Ah, quoi que de ce fils le crime vous accable,

Vers nous ainsi que lui vous en êtes coupable.

C'est peu d'avoir blâmé ce qu'il mettait au jour,

Il fallait, il fallait empêcher son amour, [820]

Repousser une ardeur...

ANDROCLIDE

Hélas ! Qu'ai-je pu faire

Que n'ait pour l'étouffer employé ma colère ?

Vous avouerai-je plus ? Après tout ce courroux

J'osai porter son coeur à soupirer pour vous.

Pour l'arracher aux lois d'un trop injuste Empire, [825]

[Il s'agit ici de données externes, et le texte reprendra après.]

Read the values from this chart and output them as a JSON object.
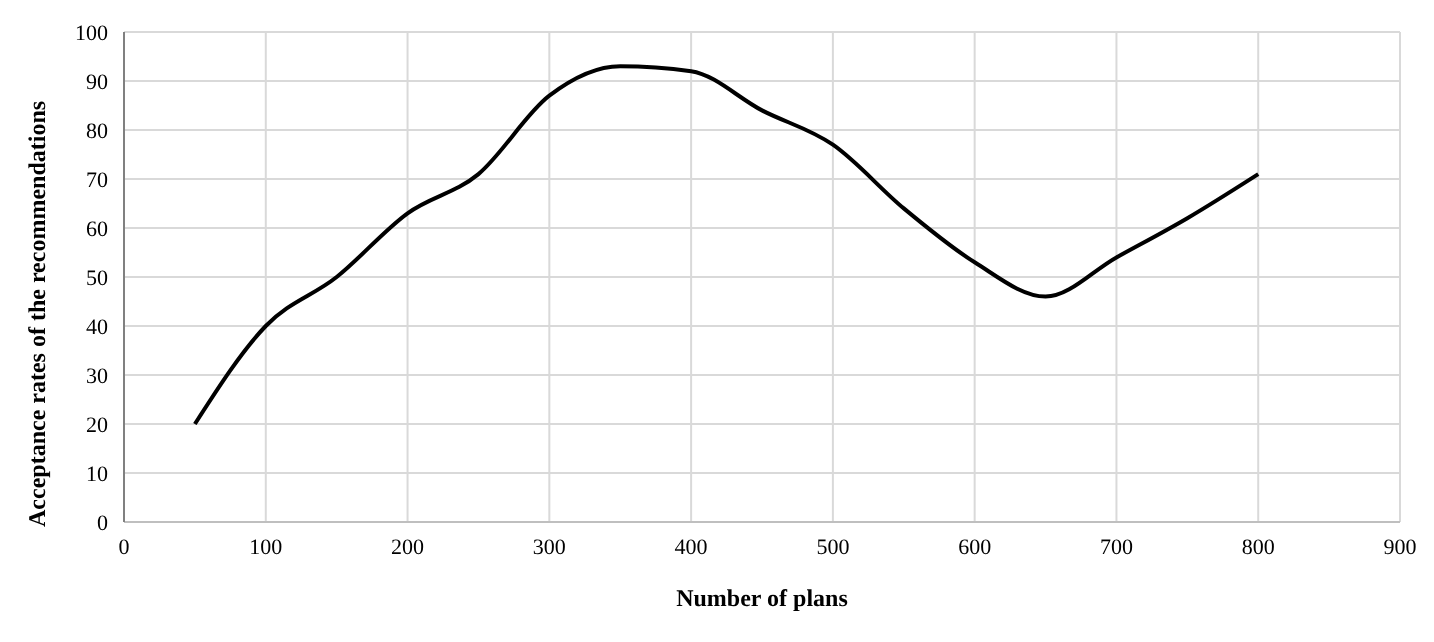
{
  "chart_data": {
    "type": "line",
    "xlabel": "Number of plans",
    "ylabel": "Acceptance rates of the recommendations",
    "x": [
      50,
      100,
      150,
      200,
      250,
      300,
      350,
      400,
      450,
      500,
      550,
      600,
      650,
      700,
      750,
      800
    ],
    "series": [
      {
        "color": "#000000",
        "values": [
          20,
          40,
          50,
          63,
          71,
          87,
          93,
          92,
          84,
          77,
          64,
          53,
          46,
          54,
          62,
          71
        ]
      }
    ],
    "xlim": [
      0,
      900
    ],
    "xticks": [
      0,
      100,
      200,
      300,
      400,
      500,
      600,
      700,
      800,
      900
    ],
    "ylim": [
      0,
      100
    ],
    "yticks": [
      0,
      10,
      20,
      30,
      40,
      50,
      60,
      70,
      80,
      90,
      100
    ],
    "grid": true,
    "marker": "none",
    "line_style": "solid"
  }
}
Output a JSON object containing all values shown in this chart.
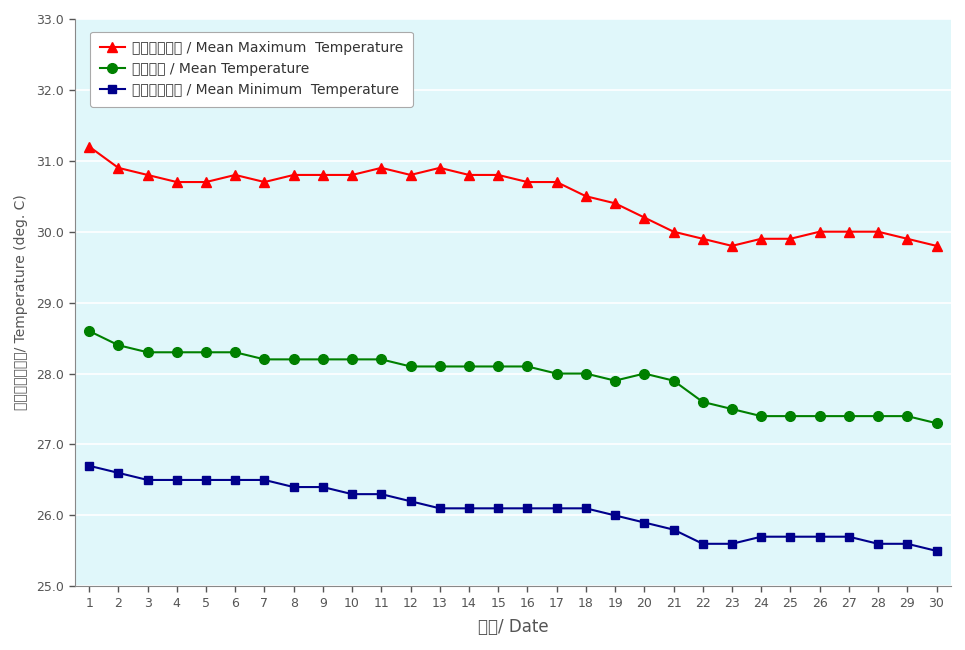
{
  "days": [
    1,
    2,
    3,
    4,
    5,
    6,
    7,
    8,
    9,
    10,
    11,
    12,
    13,
    14,
    15,
    16,
    17,
    18,
    19,
    20,
    21,
    22,
    23,
    24,
    25,
    26,
    27,
    28,
    29,
    30
  ],
  "mean_max": [
    31.2,
    30.9,
    30.8,
    30.7,
    30.7,
    30.8,
    30.7,
    30.8,
    30.8,
    30.8,
    30.9,
    30.8,
    30.9,
    30.8,
    30.8,
    30.7,
    30.7,
    30.5,
    30.4,
    30.2,
    30.0,
    29.9,
    29.8,
    29.9,
    29.9,
    30.0,
    30.0,
    30.0,
    29.9,
    29.8
  ],
  "mean_temp": [
    28.6,
    28.4,
    28.3,
    28.3,
    28.3,
    28.3,
    28.2,
    28.2,
    28.2,
    28.2,
    28.2,
    28.1,
    28.1,
    28.1,
    28.1,
    28.1,
    28.0,
    28.0,
    27.9,
    28.0,
    27.9,
    27.6,
    27.5,
    27.4,
    27.4,
    27.4,
    27.4,
    27.4,
    27.4,
    27.3
  ],
  "mean_min": [
    26.7,
    26.6,
    26.5,
    26.5,
    26.5,
    26.5,
    26.5,
    26.4,
    26.4,
    26.3,
    26.3,
    26.2,
    26.1,
    26.1,
    26.1,
    26.1,
    26.1,
    26.1,
    26.0,
    25.9,
    25.8,
    25.6,
    25.6,
    25.7,
    25.7,
    25.7,
    25.7,
    25.6,
    25.6,
    25.5
  ],
  "color_max": "#FF0000",
  "color_mean": "#008000",
  "color_min": "#00008B",
  "bg_color": "#E0F7FA",
  "plot_bg": "#E0F7FA",
  "outer_bg": "#FFFFFF",
  "xlabel": "日期/ Date",
  "ylabel": "溫度（攝氏度）/ Temperature (deg. C)",
  "legend_max": "平均最高氣溫 / Mean Maximum  Temperature",
  "legend_mean": "平均氣溫 / Mean Temperature",
  "legend_min": "平均最低氣溫 / Mean Minimum  Temperature",
  "ylim": [
    25.0,
    33.0
  ],
  "yticks": [
    25.0,
    26.0,
    27.0,
    28.0,
    29.0,
    30.0,
    31.0,
    32.0,
    33.0
  ],
  "grid_color": "#FFFFFF",
  "tick_color": "#555555",
  "label_color": "#555555"
}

D'un succès glorieux je flattai son martyre,

Il vous rendit des soins, il vous offrit des voeux,

Cent fois ses feints transports me l'ont fait croire heureux,

Cent fois il m'a juré qu'aimé de sa Princesse,

De la soeur de Pyrrhus il plaignait la faiblesse, [830]

Qu'elle n'avait sur lui qu'un pouvoir usurpé.

Cependant je vois trop que l'Ingrat m'a trompé,

Que pour Déidamie il est de tout capable.

Jugez par là, jugez d'un père déplorable

Il faut sauver Pyrrhus, et c'est ce qu'on ne peut. [835]

Sans exposer un sang pour qui le mien s'émeut.